Any consumer of broadcast sports has seen a dramatic increase over the last year or two in advertising for the latest male enhancement products, OTC supplements and medicines which promise to raise the amount of testosterone in males, something which occurs naturally in men as they age. Years after prescription drugs for erectile dysfunction used league sponsorship deals, (Cialis with the NFL, Viagra with MLB and NASCAR) OTC testosterone supplements with brand names like Ageless Male, Testo-Factor and T-Bomb are entering the market. Now comes the latest sign that the various remedies for low testosterone may be turning into a viable category for those selling sports marketing, along with media: a Super Bowl media tour tomorrow by former NFLer Mike Alstott. The six-time Pro Bowler will carry the flag here for Complete Nutrition’s Mancore line of testosterone-boosting and weight-loss supplements. “Mike Alstott is a guy the Mancore demographic can relate to," said Complete Nutrition VP/Marketing Amy Bailey, “and he’s a great inspiration for men across the country to get in shape.” CAA Sports Consulting represents Complete Nutrition and brokered the deal with Alstott who, not coincidentally, also is a CAA client. Along with pushing Alstott through radio row here, the 39-year-old former Buccaneer will be employed in digital and radio campaigns for Complete Nutrition, which has 171 stores across America.

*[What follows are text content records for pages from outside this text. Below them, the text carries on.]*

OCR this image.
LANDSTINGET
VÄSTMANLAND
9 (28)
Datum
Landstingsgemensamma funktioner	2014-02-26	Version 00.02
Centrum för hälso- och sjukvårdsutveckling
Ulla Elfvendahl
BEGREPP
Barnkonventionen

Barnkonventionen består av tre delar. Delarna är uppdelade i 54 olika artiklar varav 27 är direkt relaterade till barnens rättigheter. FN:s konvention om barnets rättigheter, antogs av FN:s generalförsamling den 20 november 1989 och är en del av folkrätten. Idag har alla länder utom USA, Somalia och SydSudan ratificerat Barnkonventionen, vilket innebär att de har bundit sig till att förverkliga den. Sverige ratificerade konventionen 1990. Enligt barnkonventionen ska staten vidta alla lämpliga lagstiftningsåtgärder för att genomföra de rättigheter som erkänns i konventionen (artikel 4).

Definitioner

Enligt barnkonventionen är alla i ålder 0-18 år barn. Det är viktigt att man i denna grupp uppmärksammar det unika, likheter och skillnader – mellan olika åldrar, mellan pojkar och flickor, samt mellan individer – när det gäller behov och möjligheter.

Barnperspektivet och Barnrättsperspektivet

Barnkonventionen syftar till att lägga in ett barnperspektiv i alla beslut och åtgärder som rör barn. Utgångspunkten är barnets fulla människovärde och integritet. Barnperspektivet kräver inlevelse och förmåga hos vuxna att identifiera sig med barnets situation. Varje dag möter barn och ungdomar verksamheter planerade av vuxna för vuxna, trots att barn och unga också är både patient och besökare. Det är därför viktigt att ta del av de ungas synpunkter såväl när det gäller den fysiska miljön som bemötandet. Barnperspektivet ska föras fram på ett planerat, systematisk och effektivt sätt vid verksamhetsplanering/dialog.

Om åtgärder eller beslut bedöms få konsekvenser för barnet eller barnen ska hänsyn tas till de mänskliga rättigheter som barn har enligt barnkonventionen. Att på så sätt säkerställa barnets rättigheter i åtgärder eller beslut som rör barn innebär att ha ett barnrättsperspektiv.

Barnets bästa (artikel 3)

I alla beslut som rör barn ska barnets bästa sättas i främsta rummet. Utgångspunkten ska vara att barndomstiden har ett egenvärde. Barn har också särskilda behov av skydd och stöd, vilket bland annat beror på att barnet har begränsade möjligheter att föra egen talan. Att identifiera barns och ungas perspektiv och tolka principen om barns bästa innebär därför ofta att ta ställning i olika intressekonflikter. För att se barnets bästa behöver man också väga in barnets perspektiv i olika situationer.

Count on more marketing dollars, even as the claims of increased testosterone are debated. "This is a category still in launch phase, so I think you will see more money in the market, because athletes make a lot of sense as spokesmen for this," said Marc Ippolito, the President and General Counsel of Illinois-based Burns Entertainment & Sports Marketing. "Naturally, viability of the category depends on the success of the product. So there's still some wait and see on this."

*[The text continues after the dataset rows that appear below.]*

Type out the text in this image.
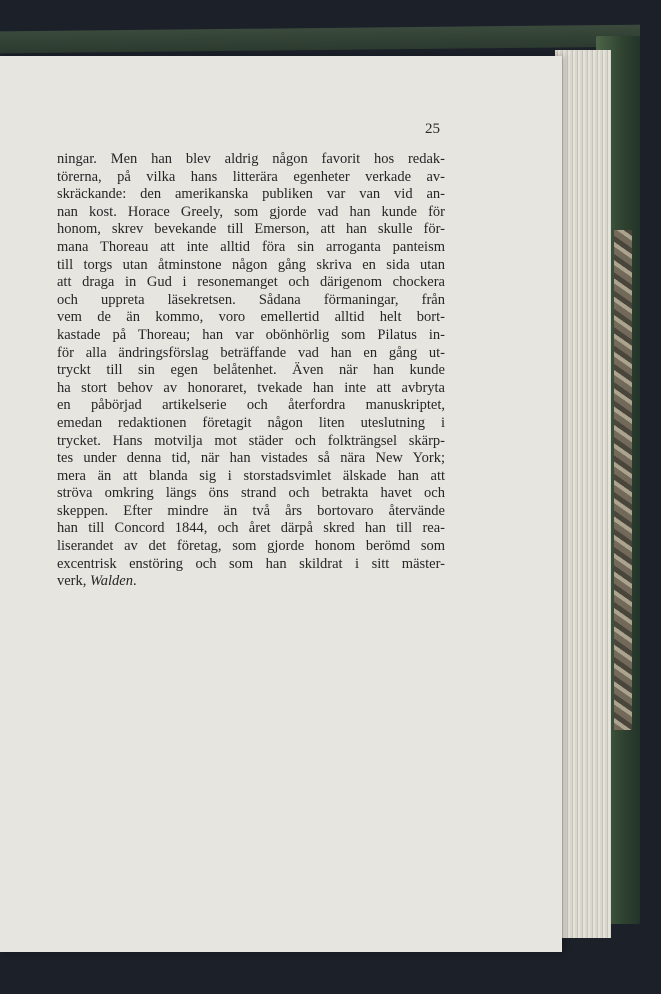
25
ningar. Men han blev aldrig någon favorit hos redak-
törerna, på vilka hans litterära egenheter verkade av-
skräckande: den amerikanska publiken var van vid an-
nan kost. Horace Greely, som gjorde vad han kunde för
honom, skrev bevekande till Emerson, att han skulle för-
mana Thoreau att inte alltid föra sin arroganta panteism
till torgs utan åtminstone någon gång skriva en sida utan
att draga in Gud i resonemanget och därigenom chockera
och uppreta läsekretsen. Sådana förmaningar, från
vem de än kommo, voro emellertid alltid helt bort-
kastade på Thoreau; han var obönhörlig som Pilatus in-
för alla ändringsförslag beträffande vad han en gång ut-
tryckt till sin egen belåtenhet. Även när han kunde
ha stort behov av honoraret, tvekade han inte att avbryta
en påbörjad artikelserie och återfordra manuskriptet,
emedan redaktionen företagit någon liten uteslutning i
trycket. Hans motvilja mot städer och folkträngsel skärp-
tes under denna tid, när han vistades så nära New York;
mera än att blanda sig i storstadsvimlet älskade han att
ströva omkring längs öns strand och betrakta havet och
skeppen. Efter mindre än två års bortovaro återvände
han till Concord 1844, och året därpå skred han till rea-
liserandet av det företag, som gjorde honom berömd som
excentrisk enstöring och som han skildrat i sitt mäster-
verk, Walden.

Athletics Ireland and New Balance yesterday announced a new multiyear partnership for the company to outfit the Irish track & field team. The team's first collection will be green and white with a gold trim (New Balance). The IRISH EXAMINER's Feidhlim Kelly notes Irish distance runner Fionnuala Britton was the “headline athlete at the announcement.” Britton’s contract is “set to run for four years" with New Balance, while Athletics Ireland’s preliminary contract is “set for three years and should be worth close to six figures” (IRISH EXAMINER, 1/30).

TEST YOUR MEDAL: In London, Jonathan Russell noted British companies that “played a key role in creating the London Olympics will be allowed to use their involvement in the Games to promote themselves under a new licensing agreement.” The “unsung businesses that helped design, build and run the venues, including the Olympic Park in Stratford, will be able to apply to be recognised as participants in creating the 2012 Games.” The deal between the U.K. government, the British Olympic Association and the IOC is the “first of its kind after an Olympic Games” (London TELEGRAPH, 1/29).

OUT OF THIS WORLD: In L.A., Eric Pincus noted Lakers C Dwight Howard at the Feb. 17 NBA All-Star Game in Houston “will debut a special NBA All-Star edition” of the adidas "D Howard Light." adidas said that the signature shoe “features a design based on speed, style and Houston's ‘history of aviation'" (, 1/29).

FAMILY FIRST: In Tulsa, Kevin Henry notes former NBAer Desmond Mason and his family will be featured in a new ad campaign from Procter & Gamble entitled "The Everyday Effect." Mason's family was “suggested to P&G for the campaign after a friend shot videos and photos with the family on Mother's Day" (TULSA WORLD, 1/30).